What we’re trying to do with the sound school in East London at the moment is to get a system in place so that by January, when everyone's pretty quiet in post, we can get some students to our studios to do some workshops as part of their curriculum. And we’re very involved with putting that curriculum together.

So I'm hoping that if we can start to do this and find a way that makes it work, other people in sound and other parts of the industry can do something similar.

It does take some time to get up and running but once you’ve got the presentations together, and you realise what works and what doesn't work, it’s just about refining. It's something that I think every part of the industry could potentially do if they just got off their asses and did it! 

If more companies start working together this way, then we can get these kids the opportunities they need. If we don’t have any current vacancies, we can open up other doors for them with studios who have similar programmes. But unless you put that effort in, you're not going to get anything out. 
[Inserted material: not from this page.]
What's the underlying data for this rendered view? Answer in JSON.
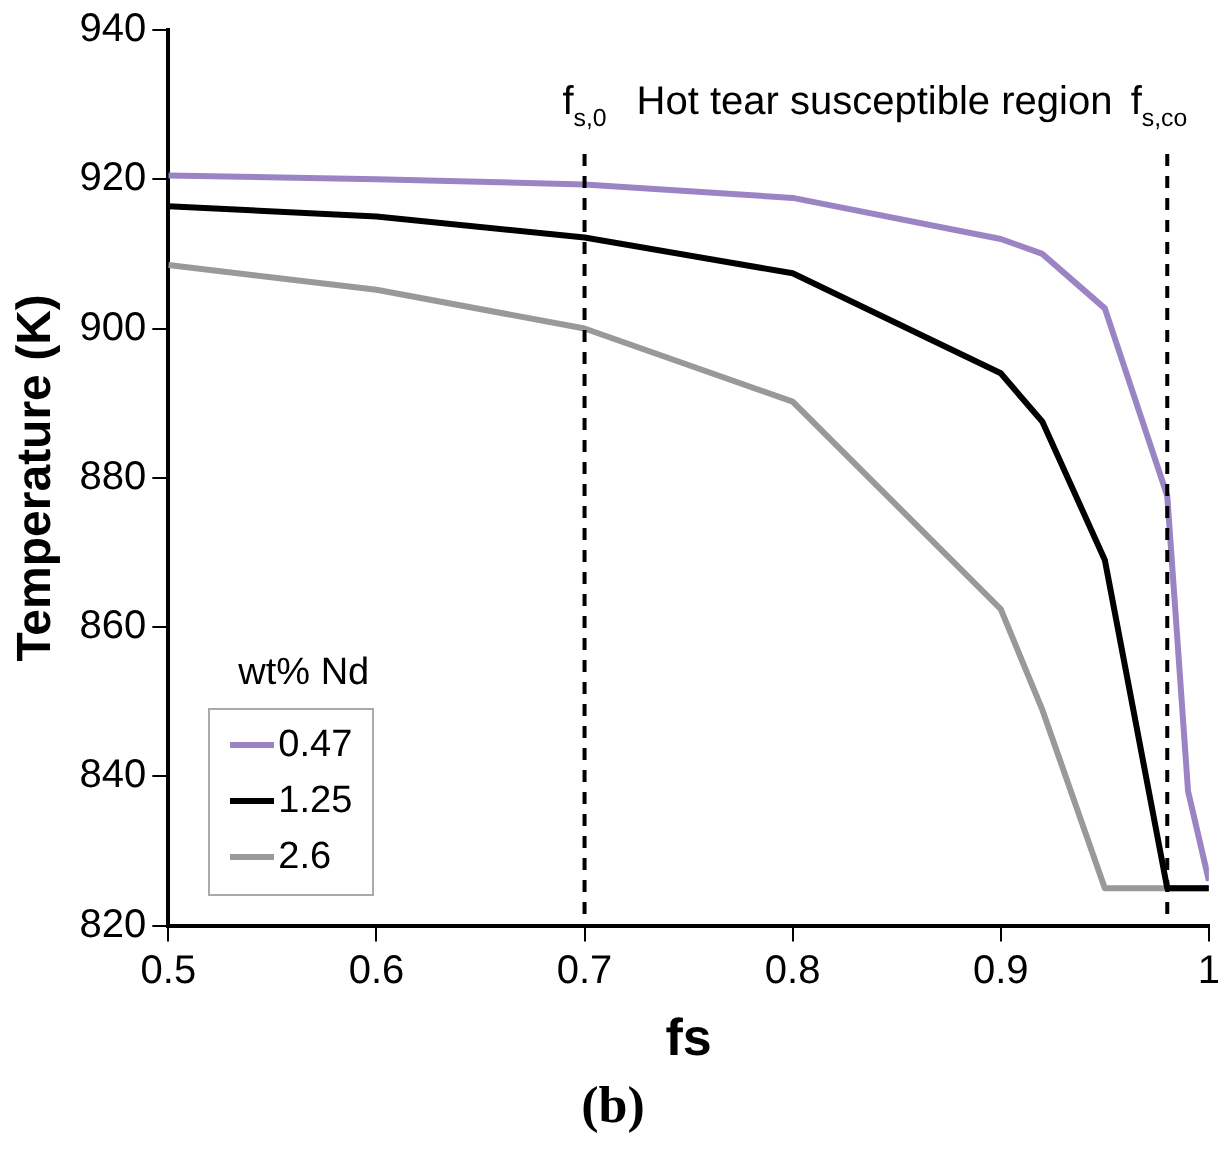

Sean> I actually find it such an enjoyable experience to go out and talk to these students because this job can be unglamorous at times - you work hard and you’re constantly onto the next job without time for appreciation. But when I go out and show people what I do, it helps me appreciate it again. It’s a very passion-led job and speaking about it with students who never knew it existed but love music and sound and get excited by it, makes me remember how much I love it too.

Stuart> And it’s not just a post issue. But all different industries could benefit from this and work together more to open up creative opportunities where there haven’t been before. We’re educating students on the routes into audio post production, but what’s also important is that we have connections for those who may be interested in other areas like film directing, costume and wardrobe, or makeup and prosthetics, for example.

It’s about drawing these parallels and other career opportunities where we might be able to just give someone a valuable leg up.